3 minggu telah berlalu sakinah sering keluar masuk ndalem untuk mengaji begitu pula Naila dia juga jadi ikut ikutan belajar mengaji. Tapi ada yang aneh Adam malah semakin menjauhkan diri dari sakinah jika bertemu Adam pasti akan langsung pergi tanpa memperdulikan sakinah karena Adam sadar dirinya tidak baik jika harus terus bertemu dengan sakinah,itu tidak baik karena mereka bukan mahram.


kadang ada saja yang selalu membuat mereka ribut siapa lagi kalau bukan Syifa yang suka adu domba. kadang ustadzah Syifa dan Sarah sering mengawasi mereka.


Seperti sekarang tepat nya hari Minggu kalau para santri hari libur itu hari Jumat namun hari Minggu mereka tetap ada kegiatan seperti mengaji dan membaca sholawat sholawat nabi sampai siang.


" Hari Minggu nih masa kita kaga ngapa ngapain sih ga seru amat idup" hari ini sakinah dkk memutuskan untuk liburan di kasur saja karena memang ini kesempatan mereka tidur.
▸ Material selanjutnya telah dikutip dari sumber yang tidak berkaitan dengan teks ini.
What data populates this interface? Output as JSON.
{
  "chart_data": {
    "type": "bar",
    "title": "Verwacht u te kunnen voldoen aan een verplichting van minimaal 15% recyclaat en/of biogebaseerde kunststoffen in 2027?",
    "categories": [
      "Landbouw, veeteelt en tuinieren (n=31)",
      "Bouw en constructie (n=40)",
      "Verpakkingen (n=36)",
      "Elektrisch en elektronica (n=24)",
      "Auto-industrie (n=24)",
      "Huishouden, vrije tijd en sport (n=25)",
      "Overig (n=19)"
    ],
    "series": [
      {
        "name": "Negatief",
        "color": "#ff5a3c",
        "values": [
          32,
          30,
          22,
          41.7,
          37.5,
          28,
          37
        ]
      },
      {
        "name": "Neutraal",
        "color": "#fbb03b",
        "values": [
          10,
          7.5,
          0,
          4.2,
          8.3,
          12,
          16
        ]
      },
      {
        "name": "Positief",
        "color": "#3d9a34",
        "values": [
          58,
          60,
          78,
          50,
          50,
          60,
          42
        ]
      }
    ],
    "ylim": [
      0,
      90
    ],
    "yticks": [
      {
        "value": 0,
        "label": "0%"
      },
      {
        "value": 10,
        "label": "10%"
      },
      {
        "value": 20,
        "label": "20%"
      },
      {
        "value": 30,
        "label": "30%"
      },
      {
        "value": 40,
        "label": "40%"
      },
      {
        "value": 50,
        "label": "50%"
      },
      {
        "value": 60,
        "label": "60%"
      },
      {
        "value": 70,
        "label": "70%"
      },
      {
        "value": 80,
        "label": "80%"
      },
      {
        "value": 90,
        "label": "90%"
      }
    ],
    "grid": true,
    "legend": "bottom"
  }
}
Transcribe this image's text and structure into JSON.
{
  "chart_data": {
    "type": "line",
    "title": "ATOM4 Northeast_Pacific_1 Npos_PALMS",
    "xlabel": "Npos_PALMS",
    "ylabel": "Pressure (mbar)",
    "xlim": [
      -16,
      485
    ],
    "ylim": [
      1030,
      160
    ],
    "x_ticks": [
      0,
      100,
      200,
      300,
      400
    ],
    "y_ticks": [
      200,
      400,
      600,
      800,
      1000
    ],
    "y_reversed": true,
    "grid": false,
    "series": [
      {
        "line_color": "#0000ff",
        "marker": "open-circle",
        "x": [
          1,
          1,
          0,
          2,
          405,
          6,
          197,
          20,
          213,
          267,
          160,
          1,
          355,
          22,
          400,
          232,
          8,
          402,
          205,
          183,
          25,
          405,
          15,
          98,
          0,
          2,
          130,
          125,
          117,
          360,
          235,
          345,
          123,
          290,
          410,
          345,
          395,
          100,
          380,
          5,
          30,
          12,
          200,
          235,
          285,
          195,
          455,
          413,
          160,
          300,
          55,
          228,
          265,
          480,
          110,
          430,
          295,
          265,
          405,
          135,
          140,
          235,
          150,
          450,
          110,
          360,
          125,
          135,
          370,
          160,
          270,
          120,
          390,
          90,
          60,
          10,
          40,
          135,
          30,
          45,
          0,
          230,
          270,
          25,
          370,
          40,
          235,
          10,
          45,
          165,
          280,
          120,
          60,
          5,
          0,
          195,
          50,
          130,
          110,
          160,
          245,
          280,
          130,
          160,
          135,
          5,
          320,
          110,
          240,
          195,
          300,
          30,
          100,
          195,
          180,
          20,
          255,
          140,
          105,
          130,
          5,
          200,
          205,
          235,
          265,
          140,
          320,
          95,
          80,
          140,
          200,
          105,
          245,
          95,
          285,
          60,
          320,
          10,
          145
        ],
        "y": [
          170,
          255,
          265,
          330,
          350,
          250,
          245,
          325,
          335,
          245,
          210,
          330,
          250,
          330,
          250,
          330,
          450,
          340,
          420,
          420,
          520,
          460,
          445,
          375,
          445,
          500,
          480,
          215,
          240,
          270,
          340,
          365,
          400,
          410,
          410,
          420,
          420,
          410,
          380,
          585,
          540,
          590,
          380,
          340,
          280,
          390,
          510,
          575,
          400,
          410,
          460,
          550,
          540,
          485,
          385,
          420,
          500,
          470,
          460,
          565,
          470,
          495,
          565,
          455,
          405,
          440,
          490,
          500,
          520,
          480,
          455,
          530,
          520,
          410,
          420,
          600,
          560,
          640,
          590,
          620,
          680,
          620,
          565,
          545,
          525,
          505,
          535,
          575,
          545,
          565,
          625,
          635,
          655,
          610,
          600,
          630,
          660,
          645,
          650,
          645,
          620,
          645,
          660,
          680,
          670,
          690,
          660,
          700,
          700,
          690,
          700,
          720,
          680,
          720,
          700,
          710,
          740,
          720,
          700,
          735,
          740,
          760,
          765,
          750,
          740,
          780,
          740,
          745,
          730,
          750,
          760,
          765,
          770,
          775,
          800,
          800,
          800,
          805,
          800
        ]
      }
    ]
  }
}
" Aelah gue mau keluar ikut gak?" Ririn dan Naila menggeleng tak mau.


" Nai main hp Mulu itu si Ryan rindu Ame lu tuh kagak di sapa sapa" mendengar nama Ryan jadi membuat Naila sedih.


" Mana ada rindu orang dia bilang ga usah ketemu lagi dia risih katanya hemmm hikss" wahh nih anak agak Laen malah nangis.


" Emang belum takdir nai sabar aja" Ririn tau belakangan ini Naila sering murung terakhir kali dia tersenyum saat bilang ingin memberikan Ryan gelang cople yang di buat langsung oleh Naila.


" Hadehh udah tau gitu tapi masih lu masakin juga udah lah lu sama dia beda nai dia mana mau sama wanita kaya lu pasti maunya modelan si Sarah" walaupun perkataan sakinah pedas namun untuk kebaikan bersama.


" Ya udah lah bay" sakinah bangkit dari tidurnya dan keluar seperti biasa hanya dengan kaos polos lengan pendek yang lututnya robek.

__ADS_1


Dia mondar mandir keliling pesantren sesaat dia jadi ingat kehidupan yang dia tinggalkan di jakarta.ia duduk di pinggiran danau yang terdapat di lingkungan pesantren.


" Mak bapak maapin Kiki belom bisa jadi anak Soleh bisanya buat aib keluarga, apa kabar Mak gue disana ya apa masih sakit?" Terakhir sakinah menelpon ibunya semalam kata sang adik ibunya sakit.